Certo però che il duro intervento a Civitavecchia lascia pensare. Che Ciani se lo meriti o meno, sono i tempi che creano qualche interrogativo: il governo che tentenna sull’orlo del baratro non dovrebbe spingere a provvedimenti straordinari, tanto più che le procedure “normali” consentirebbero di non uscire dai binari e arrivare agli stessi risultati. Ma quello che più preoccupa il mondo dei porti è che, così come Civitavecchia, ci sono altri porti nel mirino di procedure, come si dice, commissariali: Livorno in primo piano, dove anche grazie alle ingenuità (ma sono state vere ingenuità?) delle istituzioni locali che avrebbero “bruciato” la prima terna presentando invece solo un “ambo”, siamo arrivati in pratica alla fase del tentato accordo diretto tra Regione e ministero. E il tutto sul filo dei tempi consentiti per non cadere, anche in questo porto, nel tanto temuto commissariamento. Che per Livorno – come per qualsiasi altro porto, bisogna ammetterlo – sarebbe una jattura: doppia per lo scalo labronico in questo ha già subito ben due commissari in rapida successione, con la conseguenza di avere rallentati (o addirittura bloccati) processi che con tutta la buona volontà anche il migliore dei commissari non può attivare.

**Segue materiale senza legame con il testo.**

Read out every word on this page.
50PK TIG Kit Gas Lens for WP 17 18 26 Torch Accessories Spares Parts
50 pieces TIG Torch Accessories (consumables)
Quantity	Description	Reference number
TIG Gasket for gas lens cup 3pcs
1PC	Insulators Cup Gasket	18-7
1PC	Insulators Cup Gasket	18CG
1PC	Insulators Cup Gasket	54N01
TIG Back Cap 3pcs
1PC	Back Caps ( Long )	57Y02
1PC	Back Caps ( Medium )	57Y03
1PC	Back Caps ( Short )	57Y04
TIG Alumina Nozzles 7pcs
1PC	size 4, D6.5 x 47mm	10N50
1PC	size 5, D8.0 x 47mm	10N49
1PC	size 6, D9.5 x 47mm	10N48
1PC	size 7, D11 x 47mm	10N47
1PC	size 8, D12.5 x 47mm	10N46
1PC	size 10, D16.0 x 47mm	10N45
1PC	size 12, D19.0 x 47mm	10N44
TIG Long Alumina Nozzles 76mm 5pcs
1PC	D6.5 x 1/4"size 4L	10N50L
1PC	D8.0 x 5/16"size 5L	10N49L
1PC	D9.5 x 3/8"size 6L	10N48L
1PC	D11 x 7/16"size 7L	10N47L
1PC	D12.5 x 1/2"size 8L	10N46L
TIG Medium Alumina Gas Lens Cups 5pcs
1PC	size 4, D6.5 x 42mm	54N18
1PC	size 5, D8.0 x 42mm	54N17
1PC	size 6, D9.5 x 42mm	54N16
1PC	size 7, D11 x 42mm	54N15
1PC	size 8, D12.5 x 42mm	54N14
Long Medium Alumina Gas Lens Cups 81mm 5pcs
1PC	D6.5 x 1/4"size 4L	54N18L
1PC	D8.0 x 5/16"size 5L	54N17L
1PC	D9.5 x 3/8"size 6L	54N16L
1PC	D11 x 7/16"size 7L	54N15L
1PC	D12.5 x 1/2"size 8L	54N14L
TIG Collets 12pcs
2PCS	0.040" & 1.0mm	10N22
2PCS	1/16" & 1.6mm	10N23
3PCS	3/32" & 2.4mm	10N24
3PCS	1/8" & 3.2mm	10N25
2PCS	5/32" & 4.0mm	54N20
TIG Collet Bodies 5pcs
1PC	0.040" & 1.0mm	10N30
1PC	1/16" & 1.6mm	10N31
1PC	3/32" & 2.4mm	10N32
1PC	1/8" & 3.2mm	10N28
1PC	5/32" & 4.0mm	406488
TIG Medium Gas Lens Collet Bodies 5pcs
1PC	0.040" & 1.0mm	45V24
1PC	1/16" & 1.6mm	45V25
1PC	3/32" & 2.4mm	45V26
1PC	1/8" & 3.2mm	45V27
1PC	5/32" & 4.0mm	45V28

Che succederà adesso? Se lo chiedono in molti, anche perché la stagione dei porti non è particolarmente felice. A fronte di alcuni scali che hanno ripreso a correre, grazie in particolare all’impegno dei terminalisti e dei grandi network, ce ne sono tanti altri impelagati da tempo immemorabile dalle procedure burocratiche che rallentano, che rinviano, che bloccano. Si tratti di finanziamenti pubblici – che non ci sono – o di normative ambientali – che troppo spesso latitano anch’esse – il mondo dei porti per quanto riguarda  la “governance” pubblica è al palo. E una raffica di commissari sarebbe il peggiore di tutti gli sbocchi.

A.F.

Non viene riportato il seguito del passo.